Pour tester leur théorie, Serre et Poggio ont travaillé avec Stanley Bileschi, également au MIT, et Lior Wolf, membre du département d'informatique de l'Université de Tel Aviv en Israël, pour créer un modèle informatique comprenant 10 millions d'unités de calcul, chacune conçue pour se comporter comme des amas de neurones dans le cortex visuel. Tout comme dans le cortex, les amas sont organisés en couches.

Lorsque le modèle apprend à voir pour la première fois, certaines des unités semblables à des cellules extraient des caractéristiques rudimentaires de la scène, telles que des bords orientés, en analysant de très petits groupes de pixels. Ces neurones sont généralement comme des trous d'épingle qui regardent une petite partie du champ visuel, explique Serre. Les unités plus complexes sont capables de prendre une plus grande partie de l'image et de reconnaître les caractéristiques quelle que soit leur taille ou leur position. Par exemple, si les unités simples détectent les bords verticaux et horizontaux, une unité plus complexe pourrait utiliser ces informations pour détecter un coin.

À chaque couche successive, des caractéristiques de plus en plus complexes sont extraites de l'image. Il en va de même des relations entre les caractéristiques, telles que la distance entre deux parties d'un objet ou les différents angles auxquels les deux parties sont orientées. Cette information permet au système de reconnaître le même objet sous différents angles.



Ce fut une surprise pour nous lorsque nous avons appliqué ce modèle à des tâches visuelles du monde réel et il rivalisait bien avec les meilleurs systèmes, explique Serre. En effet, dans certains tests, leur modèle a réussi à reconnaître les objets plus de 95 % du temps, en moyenne.
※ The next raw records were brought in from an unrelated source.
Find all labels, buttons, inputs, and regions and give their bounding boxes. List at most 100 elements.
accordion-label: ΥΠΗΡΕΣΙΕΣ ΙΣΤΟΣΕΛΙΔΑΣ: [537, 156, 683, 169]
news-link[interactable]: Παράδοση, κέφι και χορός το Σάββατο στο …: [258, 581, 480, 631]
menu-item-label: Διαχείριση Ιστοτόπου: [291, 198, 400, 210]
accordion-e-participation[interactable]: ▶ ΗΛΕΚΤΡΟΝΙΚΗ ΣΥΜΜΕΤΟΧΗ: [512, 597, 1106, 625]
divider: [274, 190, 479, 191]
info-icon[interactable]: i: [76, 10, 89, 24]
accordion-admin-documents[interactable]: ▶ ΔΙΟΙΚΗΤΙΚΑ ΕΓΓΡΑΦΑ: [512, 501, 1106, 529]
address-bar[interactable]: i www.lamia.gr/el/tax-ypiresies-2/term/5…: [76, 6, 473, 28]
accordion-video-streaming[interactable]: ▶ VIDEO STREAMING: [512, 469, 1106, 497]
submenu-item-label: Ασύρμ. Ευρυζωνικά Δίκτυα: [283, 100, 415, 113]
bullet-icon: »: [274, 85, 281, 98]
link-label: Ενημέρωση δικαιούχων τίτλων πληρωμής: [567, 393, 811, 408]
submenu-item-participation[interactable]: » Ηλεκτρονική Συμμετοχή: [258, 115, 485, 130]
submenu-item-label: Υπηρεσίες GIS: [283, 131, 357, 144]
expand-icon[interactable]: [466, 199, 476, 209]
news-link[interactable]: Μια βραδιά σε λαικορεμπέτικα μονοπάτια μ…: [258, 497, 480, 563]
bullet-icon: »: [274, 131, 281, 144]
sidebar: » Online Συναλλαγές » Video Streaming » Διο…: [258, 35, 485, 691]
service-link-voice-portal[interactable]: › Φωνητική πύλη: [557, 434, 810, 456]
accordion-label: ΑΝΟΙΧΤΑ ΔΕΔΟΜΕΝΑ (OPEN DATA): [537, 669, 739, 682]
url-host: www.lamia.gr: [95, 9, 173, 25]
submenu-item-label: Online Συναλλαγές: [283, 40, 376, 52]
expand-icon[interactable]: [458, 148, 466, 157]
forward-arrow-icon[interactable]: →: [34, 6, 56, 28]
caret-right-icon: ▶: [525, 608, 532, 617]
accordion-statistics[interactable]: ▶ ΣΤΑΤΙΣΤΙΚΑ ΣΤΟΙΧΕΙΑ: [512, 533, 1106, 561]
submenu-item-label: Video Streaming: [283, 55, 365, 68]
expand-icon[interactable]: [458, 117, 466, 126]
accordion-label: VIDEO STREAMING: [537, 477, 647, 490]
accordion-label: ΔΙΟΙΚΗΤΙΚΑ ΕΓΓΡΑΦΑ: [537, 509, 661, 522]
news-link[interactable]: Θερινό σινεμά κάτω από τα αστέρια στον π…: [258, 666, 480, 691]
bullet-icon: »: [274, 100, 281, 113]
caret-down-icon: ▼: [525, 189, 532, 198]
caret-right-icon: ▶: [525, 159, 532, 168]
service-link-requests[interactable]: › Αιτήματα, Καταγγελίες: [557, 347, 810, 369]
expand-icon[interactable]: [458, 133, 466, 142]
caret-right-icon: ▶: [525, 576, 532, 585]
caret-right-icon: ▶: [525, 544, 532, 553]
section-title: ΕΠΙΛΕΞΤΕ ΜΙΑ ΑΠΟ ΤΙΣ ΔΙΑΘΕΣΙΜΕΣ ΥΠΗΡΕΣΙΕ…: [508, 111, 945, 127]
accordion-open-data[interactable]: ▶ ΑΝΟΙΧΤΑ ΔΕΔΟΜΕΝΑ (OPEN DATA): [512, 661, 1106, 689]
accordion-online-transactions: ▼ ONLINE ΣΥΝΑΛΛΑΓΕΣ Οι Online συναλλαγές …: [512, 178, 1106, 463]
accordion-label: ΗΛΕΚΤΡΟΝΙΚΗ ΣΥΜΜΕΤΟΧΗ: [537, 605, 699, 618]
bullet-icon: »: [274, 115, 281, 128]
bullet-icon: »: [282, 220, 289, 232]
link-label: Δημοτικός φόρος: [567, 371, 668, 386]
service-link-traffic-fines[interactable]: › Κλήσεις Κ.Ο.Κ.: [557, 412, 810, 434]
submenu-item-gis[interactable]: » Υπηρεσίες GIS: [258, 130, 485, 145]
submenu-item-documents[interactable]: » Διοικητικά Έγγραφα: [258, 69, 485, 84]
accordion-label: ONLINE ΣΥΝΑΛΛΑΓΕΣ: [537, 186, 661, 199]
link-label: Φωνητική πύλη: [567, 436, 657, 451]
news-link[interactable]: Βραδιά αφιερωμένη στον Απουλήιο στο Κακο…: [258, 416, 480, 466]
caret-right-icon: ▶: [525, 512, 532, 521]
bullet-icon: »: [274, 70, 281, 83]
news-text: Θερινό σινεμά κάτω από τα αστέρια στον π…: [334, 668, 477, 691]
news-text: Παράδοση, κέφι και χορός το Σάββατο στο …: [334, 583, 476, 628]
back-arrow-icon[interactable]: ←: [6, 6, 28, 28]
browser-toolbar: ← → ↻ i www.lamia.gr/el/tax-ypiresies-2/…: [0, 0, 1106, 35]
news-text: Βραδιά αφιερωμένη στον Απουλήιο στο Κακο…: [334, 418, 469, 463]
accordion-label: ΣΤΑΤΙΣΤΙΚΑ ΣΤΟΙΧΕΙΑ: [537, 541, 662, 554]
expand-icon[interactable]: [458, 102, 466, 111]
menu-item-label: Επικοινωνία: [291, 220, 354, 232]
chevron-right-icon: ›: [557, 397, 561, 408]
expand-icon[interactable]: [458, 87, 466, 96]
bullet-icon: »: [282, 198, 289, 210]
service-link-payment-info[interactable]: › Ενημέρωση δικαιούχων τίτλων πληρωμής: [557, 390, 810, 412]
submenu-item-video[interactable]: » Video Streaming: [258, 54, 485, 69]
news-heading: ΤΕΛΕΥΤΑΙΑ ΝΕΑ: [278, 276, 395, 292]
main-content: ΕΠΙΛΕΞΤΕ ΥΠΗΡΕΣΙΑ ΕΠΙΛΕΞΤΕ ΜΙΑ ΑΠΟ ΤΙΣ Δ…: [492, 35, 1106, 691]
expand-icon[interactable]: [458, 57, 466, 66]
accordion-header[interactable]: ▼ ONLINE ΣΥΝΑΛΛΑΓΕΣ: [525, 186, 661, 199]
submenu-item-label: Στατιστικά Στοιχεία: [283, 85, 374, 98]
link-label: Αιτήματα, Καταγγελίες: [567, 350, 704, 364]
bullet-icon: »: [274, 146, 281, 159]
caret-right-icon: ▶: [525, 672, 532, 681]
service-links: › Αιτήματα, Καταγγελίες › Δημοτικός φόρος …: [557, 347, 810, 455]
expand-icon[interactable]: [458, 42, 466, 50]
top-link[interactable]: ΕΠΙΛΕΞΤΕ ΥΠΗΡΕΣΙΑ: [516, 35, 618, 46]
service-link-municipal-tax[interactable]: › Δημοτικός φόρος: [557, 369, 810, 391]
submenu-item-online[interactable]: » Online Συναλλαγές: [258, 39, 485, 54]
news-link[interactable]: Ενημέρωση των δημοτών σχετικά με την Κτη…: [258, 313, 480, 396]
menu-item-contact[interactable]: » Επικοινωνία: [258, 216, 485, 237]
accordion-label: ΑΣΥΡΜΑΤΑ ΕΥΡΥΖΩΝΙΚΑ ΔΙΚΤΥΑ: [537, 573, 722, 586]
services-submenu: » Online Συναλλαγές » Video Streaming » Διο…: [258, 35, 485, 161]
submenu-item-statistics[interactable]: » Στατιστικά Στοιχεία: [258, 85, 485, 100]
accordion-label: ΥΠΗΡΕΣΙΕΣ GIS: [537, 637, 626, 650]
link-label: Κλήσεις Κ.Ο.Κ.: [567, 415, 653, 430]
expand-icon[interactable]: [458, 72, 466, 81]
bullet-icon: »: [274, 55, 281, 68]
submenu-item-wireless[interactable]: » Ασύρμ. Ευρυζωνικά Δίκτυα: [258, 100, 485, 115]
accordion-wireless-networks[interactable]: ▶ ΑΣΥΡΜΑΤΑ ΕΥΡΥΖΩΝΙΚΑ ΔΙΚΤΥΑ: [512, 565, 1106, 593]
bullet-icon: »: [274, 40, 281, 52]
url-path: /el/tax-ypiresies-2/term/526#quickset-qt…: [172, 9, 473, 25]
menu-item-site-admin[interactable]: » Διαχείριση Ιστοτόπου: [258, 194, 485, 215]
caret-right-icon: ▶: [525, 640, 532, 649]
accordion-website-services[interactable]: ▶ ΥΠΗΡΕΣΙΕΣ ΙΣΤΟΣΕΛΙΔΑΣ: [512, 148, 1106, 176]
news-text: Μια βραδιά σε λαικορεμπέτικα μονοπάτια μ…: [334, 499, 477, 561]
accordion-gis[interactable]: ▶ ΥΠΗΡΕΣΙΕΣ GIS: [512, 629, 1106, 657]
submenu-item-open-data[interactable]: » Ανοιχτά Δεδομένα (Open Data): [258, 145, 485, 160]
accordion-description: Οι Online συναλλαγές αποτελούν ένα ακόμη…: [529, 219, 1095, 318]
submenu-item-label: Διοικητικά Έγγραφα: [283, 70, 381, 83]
Plus le système est entraîné sur des images, plus il fonctionne avec précision.

Peut-être que nous ne devrions pas être surpris, dit David Lowe , un expert en vision par ordinateur et en reconnaissance d'objets à l'Université de Colombie-Britannique à Vancouver. La vision humaine est bien meilleure pour la reconnaissance que n'importe lequel de nos systèmes informatiques actuels, donc tout indice sur la façon de procéder à partir de la biologie sera probablement très utile.

Pour le moment, le système est conçu pour analyser uniquement des images fixes. Mais cela correspond tout à fait au fonctionnement du système de vision humaine, dit Serre. Les entrées du cortex visuel sont partagées par un système qui traite des formes et des textures tandis qu'un système séparé traite du mouvement, dit-il. L'équipe travaille actuellement à l'intégration d'un système parallèle pour gérer la vidéo.